A exposição, comissariada por Ulrich Loock, inaugura hoje, mas a abertura ao público é só amanhã, sábado. Parte dos quadros estiveram, entre Março e Abril, na galeria David Zwirner, em Nova Iorque. É a primeira vez que a mostra está patente na Europa e num museu, mas apresentando um âmbito mais alargado, já que estão também expostos trabalhos que a artista realizou na última década.

Os muros de Marlene Dumas cercam pessoas. Vemos palestinianos a serem revistados por soldados, de braços no ar, encostados a um muro [“Wall Weeping (2009)], vemos a mulher que chora a morte do filho [“The Mother (2009)]. Observamos o Muro das Lamentações, o da Cisjordânia e até as próprias barreiras mentais [“Mind Blocks” (2009)]. “Não estou contra todas as pessoas israelitas, mas acho que eles cometem o grande erro de não aceitarem críticas”, considera a artista.

“Talvez eu pinte agora os mortos porque não os pude pintar na altura.”

Na verdade, “Contra o Muro” é uma análise das barreiras que o Homem ergue, até porque a artista não se limita a reflectir sobre o conflito israelo-palestiniano. Resgata também a sua herança sul-africana, partilhando, assim, “as suas reflexões sobre o mundo”. “Talvez eu pinte agora os mortos porque não os pude pintar na altura.”

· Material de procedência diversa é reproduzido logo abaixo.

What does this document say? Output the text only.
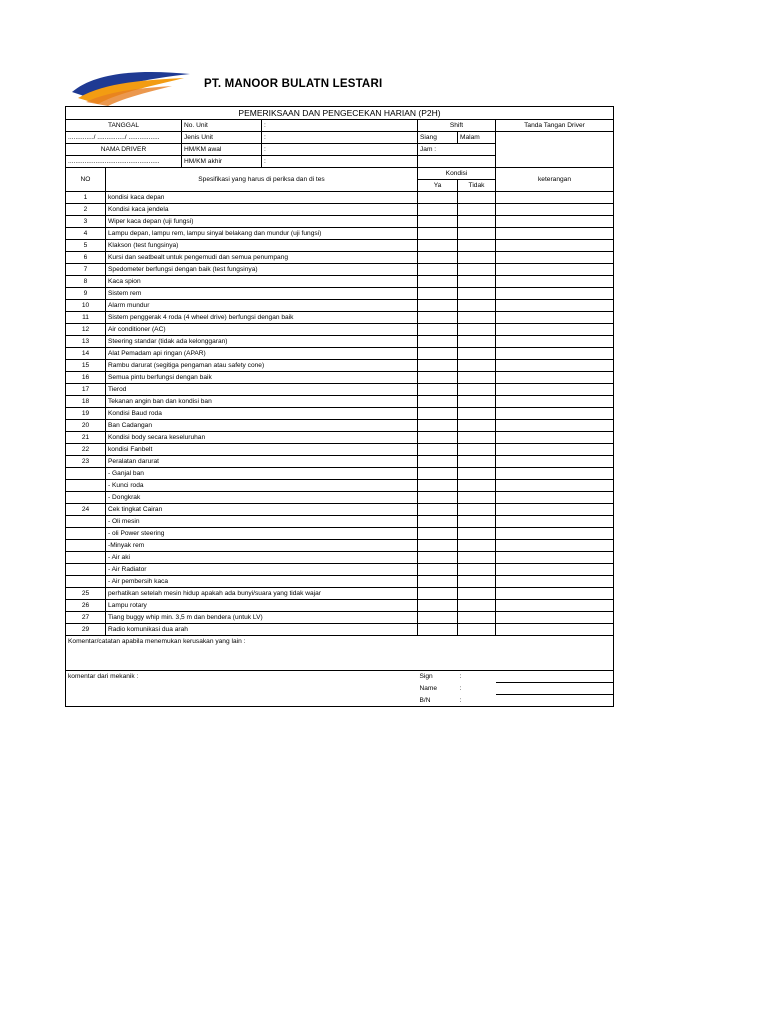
PT. MANOOR BULATN LESTARI
PEMERIKSAAN DAN PENGECEKAN HARIAN (P2H)						
TANGGAL		No. Unit	:	Shift		Tanda Tangan Driver
............../ .............../ .................		Jenis Unit	:	Siang	Malam	
NAMA DRIVER		HM/KM awal	:	Jam :		
..................................................		HM/KM akhir	:			
NO	Spesifikasi yang harus di periksa dan di tes			Kondisi		keterangan
				Ya	Tidak	
1	kondisi kaca depan					
2	Kondisi kaca jendela					
3	Wiper kaca depan (uji fungsi)					
4	Lampu depan, lampu rem, lampu sinyal belakang dan mundur (uji fungsi)					
5	Klakson (test fungsinya)					
6	Kursi dan seatbealt untuk pengemudi dan semua penumpang					
7	Spedometer berfungsi dengan baik (test fungsinya)					
8	Kaca spion					
9	Sistem rem					
10	Alarm mundur					
11	Sistem penggerak 4 roda (4 wheel drive) berfungsi dengan baik					
12	Air conditioner (AC)					
13	Steering standar (tidak ada kelonggaran)					
14	Alat Pemadam api ringan (APAR)					
15	Rambu darurat (segitiga pengaman atau safety cone)					
16	Semua pintu berfungsi dengan baik					
17	Tierod					
18	Tekanan angin ban dan kondisi ban					
19	Kondisi Baud roda					
20	Ban Cadangan					
21	Kondisi body secara keseluruhan					
22	kondisi Fanbelt					
23	Peralatan darurat					
	- Ganjal ban					
	- Kunci roda					
	- Dongkrak					
24	Cek tingkat Cairan					
	- Oli mesin					
	- oli Power steering					
	-Minyak rem					
	- Air aki					
	- Air Radiator					
	- Air pembersih kaca					
25	perhatikan setelah mesin hidup apakah ada bunyi/suara yang tidak wajar					
26	Lampu rotary					
27	Tiang buggy whip min. 3,5 m dan bendera (untuk LV)					
29	Radio komunikasi dua arah					
Komentar/catatan apabila menemukan kerusakan yang lain :						
komentar dari mekanik :				Sign	:	
				Name	:	
				B/N	:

As fotografias são o ponto de partida para o trabalho de Dumas. Aliás, todas as pinturas dos muros têm essa base, já que a artista nunca chegou a deslocar-se até lá. Sobre o significado político da sua obra, a artista salienta que não teve, desde o início, esse objectivo em mente. Mas a arte, diz, pode “não mudar o mundo”, mas leva, pelo menos, a “googlar“. “Pode tocar-nos e fazer-nos repensar certas coisas.”

Para João Fernandes, director do Museu de Serralves, este é, aliás, um dos grandes propósitos desta exposição. “Esta pintura é também um empurrão grande para que estes muros possam ficar nas imagens e não separando os homens.”

Noutra parte da exposição, a artista apresenta-nos os quadros que fez na sequência da morte da sua mãe. “[Dumas] Estava em sofrimento, mas não o queria mostrar a toda a gente”, explica Loock. Decidiu, então, canalizá-lo para outras pessoas, para celebridades como Marilyn Monroe ou Ingrid Bergman, ambas retratadas, ambas chorosas.

Mas, para além das faces mostrarem sofrimento, as próprias telas têm lágrimas, considera o comissário. Através da mistura de óleo e água, Dumas criou pequenas gotas que, para Loock, fazem que “o próprio quadro esteja a chorar”. “Dirty painting (Pintura suja)”, brinca Dumas.